The Queensland government has hinted at its plans for re-opening the state's borders, indicating the next five to six weeks are crucial for Covid-19 vaccinations.
Health Minister Yvette D'Ath says unvaccinated Queenslanders need to get the jab, with 70 per cent of the eligible in the state having had one dose by Sunday.
Ms D'Ath strongly hinted at a reopening timeline when asked the vaccine target for reopening the borders to virus hotspots in NSW, Victoria and the ACT.
"The target is getting yourself protected in the next five to six weeks. That is your mission," she said.
"Get yourself protected and that helps protect our whole community and allows us to open up."
The government has not recommitted to opening the borders once vaccination coverage reaches 80 per cent.
Chief Health Officer Jeannette Young said the state has modelled reopening at 80 per cent, but she would prefer if vaccine coverage reached 95 per cent.
"It shows that we would be stretched, of course we would be, which is why I don't want to stop at 80 per cent," she said.
"I would like to see every single Queenslander, 12 years of age or older, vaccinated. I think that's absolutely critical.
"The more Queenslanders who are vaccinated, the less the impact will be on our health system."
Queensland records zero Covid cases
Queensland recorded zero new local cases on Monday after a Sydney man visited Brisbane Airport while infectious over the weekend.
The traveller did not have a correct border pass and was put into hotel quarantine before being flown back to NSW.
Authorities are not concerned there has been transmission but Brisbane Airport had been listed as a low-risk exposure site on Friday and Saturday mornings.
In the 24 hours to Monday, the state conducted 6825 tests while 21,712 vaccines were administered by Queensland Health.
Queensland hits Covid vaccine milestone
While more than 70 per cent of eligible Queenslanders have had a first dose of a vaccine, the state still lags behind most others except Western Australia.
Queensland's Vaccine Coordinator and Deputy Police Commissioner Shane Chelepy said that was not due to hesitancy.

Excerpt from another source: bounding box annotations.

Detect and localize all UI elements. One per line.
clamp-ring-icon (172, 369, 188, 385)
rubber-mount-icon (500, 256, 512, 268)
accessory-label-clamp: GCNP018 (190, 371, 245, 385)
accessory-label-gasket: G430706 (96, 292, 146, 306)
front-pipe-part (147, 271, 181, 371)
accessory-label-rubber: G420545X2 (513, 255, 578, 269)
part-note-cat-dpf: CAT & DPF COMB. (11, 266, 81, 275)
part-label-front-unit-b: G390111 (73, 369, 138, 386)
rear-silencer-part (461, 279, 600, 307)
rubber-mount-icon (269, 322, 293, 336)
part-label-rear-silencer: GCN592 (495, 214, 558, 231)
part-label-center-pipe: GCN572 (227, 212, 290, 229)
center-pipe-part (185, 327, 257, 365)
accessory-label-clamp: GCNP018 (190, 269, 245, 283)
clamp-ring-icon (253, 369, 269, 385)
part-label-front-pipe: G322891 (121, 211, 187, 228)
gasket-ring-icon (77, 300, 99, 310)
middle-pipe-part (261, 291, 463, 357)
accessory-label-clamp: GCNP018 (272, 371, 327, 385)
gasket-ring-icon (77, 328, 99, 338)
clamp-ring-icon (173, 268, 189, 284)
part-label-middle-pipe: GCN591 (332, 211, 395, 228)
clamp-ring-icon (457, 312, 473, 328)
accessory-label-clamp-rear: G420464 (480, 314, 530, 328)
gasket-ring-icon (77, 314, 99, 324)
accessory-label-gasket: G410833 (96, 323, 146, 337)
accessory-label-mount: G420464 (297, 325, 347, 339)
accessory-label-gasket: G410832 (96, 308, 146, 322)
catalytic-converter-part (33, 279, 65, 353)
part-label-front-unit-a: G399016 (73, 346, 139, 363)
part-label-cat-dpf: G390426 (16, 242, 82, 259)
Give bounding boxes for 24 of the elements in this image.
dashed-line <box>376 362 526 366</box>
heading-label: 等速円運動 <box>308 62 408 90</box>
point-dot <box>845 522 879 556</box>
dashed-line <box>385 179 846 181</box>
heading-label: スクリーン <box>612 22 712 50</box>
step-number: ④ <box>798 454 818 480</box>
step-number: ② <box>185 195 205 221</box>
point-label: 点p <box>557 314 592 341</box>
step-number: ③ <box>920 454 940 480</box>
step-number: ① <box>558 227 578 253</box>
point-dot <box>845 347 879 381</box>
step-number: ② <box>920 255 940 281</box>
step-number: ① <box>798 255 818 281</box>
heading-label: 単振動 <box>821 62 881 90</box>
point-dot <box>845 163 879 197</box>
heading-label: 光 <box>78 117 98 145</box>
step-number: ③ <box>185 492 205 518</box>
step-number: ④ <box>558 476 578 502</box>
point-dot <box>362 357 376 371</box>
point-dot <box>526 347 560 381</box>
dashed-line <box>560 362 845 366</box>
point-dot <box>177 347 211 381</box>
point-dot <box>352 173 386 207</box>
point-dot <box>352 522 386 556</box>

"Absolutely, Queensland and WA we've done so well keeping Covid out of our states, I don't think it's necessarily hesitancy, I just think that people have become complacent," he told ABC Radio.
"We're a bit of a victim of our own success in Queensland, but it's not going to hold and people need to realise waiting for a vaccine is like waiting for a hailstorm to be over the top of your car. It's no good moving your car undercover once it's damaged, it's the same as the vaccine, we need to get out and get it now."
Queenslanders have plenty of different vaccine options available, he said, so it's time for people to come forward and get the jab.
The state has also kicked off a trial of home quarantine for 1000 residents, some of whom have been stuck in interstate hotspots for months.
Participants must be fully vaccinated and test negative within three days of travelling to the state.
The government says home quarantine will be expanded if the trial is successful.